Mientras acariciaba el cabello de la joven sentía inquietud en su alma. Su corazón no era ya el de una niña sino el de una mujer que latía con fuerza y pasión. El hombre del que le había hablado su nieta, ¿tendría algo que ver con este nuevo ímpetu que sentía en ella? ¿Sería una persona en la cual podían confiar? Se preguntaba una y mil veces pero no encontraba una respuesta.

Desde que había visto a Leena, le embargaba una sensación contradictoria de felicidad y temor, pero no por ella, eso era claro, sino por lo que estaba a su alrededor. Había una presencia cercana que no era “natural”, por así decirlo. Tenía que desentrañar el misterio que se tejía en torno a su nieta y al hombre que la había salvado. Buscaba los indicios de aquella historia en su cabeza, pero le era difícil recordar, necesitaba un poco de tiempo y valor pues si era lo que ella presentía, nada podría salvar a Leena de la desgracia.

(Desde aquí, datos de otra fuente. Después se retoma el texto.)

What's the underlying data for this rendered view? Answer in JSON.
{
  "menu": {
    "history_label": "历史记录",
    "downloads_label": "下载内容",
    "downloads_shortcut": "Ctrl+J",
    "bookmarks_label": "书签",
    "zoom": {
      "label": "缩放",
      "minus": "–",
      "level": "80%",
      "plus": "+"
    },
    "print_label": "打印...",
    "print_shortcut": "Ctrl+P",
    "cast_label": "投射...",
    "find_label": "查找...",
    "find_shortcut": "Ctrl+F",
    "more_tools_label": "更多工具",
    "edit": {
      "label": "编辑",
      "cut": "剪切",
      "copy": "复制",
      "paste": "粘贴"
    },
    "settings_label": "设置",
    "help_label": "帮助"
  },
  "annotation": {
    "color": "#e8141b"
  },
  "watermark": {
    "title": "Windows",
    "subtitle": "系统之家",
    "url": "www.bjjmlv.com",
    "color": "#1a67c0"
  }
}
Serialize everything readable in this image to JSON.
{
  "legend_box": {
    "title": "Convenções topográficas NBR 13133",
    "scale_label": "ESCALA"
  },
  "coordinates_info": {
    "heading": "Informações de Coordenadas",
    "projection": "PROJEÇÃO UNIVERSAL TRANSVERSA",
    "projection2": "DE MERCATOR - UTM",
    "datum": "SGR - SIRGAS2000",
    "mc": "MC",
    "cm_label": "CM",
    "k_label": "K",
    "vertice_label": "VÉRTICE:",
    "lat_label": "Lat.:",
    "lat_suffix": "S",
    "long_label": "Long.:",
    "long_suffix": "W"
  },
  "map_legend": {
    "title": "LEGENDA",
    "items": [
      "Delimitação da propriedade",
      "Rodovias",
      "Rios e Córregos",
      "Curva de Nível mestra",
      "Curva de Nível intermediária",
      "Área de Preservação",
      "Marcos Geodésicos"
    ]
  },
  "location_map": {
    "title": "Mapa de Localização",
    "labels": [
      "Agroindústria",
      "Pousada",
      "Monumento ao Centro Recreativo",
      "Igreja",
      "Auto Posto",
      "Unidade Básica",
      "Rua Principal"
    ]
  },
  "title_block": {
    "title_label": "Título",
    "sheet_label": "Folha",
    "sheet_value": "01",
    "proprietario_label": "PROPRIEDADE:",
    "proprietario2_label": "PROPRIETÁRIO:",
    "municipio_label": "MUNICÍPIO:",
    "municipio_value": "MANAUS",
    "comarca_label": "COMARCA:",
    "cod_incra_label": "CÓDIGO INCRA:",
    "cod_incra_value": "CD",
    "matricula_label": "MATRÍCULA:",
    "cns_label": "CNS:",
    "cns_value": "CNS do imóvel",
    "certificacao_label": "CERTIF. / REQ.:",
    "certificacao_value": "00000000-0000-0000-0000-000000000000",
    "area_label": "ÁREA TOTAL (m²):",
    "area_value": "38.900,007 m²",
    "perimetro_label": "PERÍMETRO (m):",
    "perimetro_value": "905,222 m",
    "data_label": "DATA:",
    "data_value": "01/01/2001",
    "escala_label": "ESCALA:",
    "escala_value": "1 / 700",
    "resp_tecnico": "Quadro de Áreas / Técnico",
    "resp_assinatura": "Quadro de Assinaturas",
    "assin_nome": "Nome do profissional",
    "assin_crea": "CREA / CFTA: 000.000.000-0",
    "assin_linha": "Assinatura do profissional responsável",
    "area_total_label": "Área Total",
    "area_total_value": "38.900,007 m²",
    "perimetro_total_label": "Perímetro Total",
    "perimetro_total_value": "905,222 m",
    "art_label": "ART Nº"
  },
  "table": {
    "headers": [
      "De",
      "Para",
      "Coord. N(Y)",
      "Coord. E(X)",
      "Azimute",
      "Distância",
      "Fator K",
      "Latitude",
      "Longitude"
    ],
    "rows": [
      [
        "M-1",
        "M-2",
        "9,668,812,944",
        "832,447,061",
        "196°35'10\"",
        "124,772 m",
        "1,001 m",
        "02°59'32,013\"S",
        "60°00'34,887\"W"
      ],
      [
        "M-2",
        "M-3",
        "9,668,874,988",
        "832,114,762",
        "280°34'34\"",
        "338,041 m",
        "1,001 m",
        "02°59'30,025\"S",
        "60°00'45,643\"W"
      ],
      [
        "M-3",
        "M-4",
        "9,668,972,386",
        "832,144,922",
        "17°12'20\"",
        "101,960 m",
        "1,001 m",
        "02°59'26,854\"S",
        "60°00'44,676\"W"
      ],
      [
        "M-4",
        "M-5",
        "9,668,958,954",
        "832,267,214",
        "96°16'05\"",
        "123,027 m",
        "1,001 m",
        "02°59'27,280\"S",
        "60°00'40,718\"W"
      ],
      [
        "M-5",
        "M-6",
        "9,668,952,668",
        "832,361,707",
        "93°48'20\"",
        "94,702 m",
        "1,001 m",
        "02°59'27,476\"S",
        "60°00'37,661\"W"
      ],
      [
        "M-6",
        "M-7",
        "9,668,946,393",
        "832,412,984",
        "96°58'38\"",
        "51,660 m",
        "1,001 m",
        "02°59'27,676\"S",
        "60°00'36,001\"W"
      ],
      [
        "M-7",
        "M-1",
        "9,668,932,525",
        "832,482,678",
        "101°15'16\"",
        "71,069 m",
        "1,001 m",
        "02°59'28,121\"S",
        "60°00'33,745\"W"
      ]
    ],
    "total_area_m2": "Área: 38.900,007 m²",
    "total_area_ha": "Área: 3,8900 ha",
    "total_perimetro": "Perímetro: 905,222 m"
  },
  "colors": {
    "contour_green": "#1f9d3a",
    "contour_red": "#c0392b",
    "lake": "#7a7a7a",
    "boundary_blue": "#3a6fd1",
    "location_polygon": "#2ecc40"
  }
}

—¡Abuela! —exclamó la joven separándose despacio del abrazo de la matriarca.

—Dime monshé —respondió la mujer con voz cariñosa y ojos llenos de ternura.

—¡No puedo quedarme; ellos me esperan, ni siquiera debía salir del camarote! Deben estar preocupados. Tengo que contarles que te he visto, ¡seguro se alegrarán por mí! —dijo con entusiasmo, como si lo creyera posible.

—Está bien, vete hija. Pero prométeme que regresarás —respondió sonriendo, para tratar de ocultar la tristeza por su partida.

—¡Lo haré! —exclamó mientras volvía a abrazarla muy fuerte. Estaba segura que solo sería un alejamiento temporal.

Al ver que Leena se marchaba, Dante se incorporó del piso en donde descansaba con los otros gitanos y trató de detenerla. Pero Rajna le indicó que debía dejarla ir. ¡Es su destino!, murmuró dolorosamente, mientras elevaba una plegaria al cielo para que la protegiera de todo mal.